I'm aware there are many subsidizes in the US, for instance in agriculture. Still, it seems to be less than in Europe. There are subsidizes for homeownership in Germany but more people live in rented accommodation.
In comparison, buildable land in a European village or small town can be $100,000/acre - not that you can find an acre to buy anyway. Even if you could afford the land, you would then have to find the same amount again to build the house - so it is much cheaper to rent.
Sorry, you wanted a reference. This older story:
It captures some of the US pro-home-ownership arguments lower in the article.
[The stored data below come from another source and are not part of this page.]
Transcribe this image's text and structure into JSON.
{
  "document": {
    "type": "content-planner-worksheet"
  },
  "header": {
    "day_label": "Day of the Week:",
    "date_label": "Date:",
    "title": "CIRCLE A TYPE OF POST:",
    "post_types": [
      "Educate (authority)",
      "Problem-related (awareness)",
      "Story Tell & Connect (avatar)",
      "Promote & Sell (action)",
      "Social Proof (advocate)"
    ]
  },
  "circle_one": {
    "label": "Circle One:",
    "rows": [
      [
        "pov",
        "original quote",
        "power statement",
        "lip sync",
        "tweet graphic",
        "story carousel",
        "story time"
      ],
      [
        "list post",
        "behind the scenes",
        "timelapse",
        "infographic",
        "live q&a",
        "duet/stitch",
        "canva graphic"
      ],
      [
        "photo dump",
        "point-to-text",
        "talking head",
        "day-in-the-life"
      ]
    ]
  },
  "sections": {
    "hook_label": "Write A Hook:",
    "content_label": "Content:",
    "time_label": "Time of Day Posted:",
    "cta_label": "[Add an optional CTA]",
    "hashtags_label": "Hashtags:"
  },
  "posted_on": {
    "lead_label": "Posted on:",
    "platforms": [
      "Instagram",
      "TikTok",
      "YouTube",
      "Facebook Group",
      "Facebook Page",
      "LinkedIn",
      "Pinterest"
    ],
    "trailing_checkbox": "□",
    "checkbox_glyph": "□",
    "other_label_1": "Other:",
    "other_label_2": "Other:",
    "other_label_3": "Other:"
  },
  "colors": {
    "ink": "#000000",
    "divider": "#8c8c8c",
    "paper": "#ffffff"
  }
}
Yeah, there are places in Europe cheaper than Germany, but $700,000/acre does not surprise me. I should have added that construction standards are very different between Europe and the US which also accounts for the low cost of housing. In many (most?) parts of the US houses are made of simple timber frames and hence are simply and quickly erected - I have seen houses (the outer shell obviously) go up in as little as two days. In Europe a lot (most?) of housing is made of brick, a more laborious process.
Around here, $10k/acre is considered expensive.
I'd jump at any chance to buy an acre of land zoned for residential construction for only 100k, even in the most 'rural' areas here ('rural' being relative, even very rural here is still suburban by US standards).
In Europe, they charge very high vehicle and gas tax to make up for the roads and keep people from driving. In the US we allow much less wealthy people to drive. Neither is correct, but we in the US highly subsidize commutes.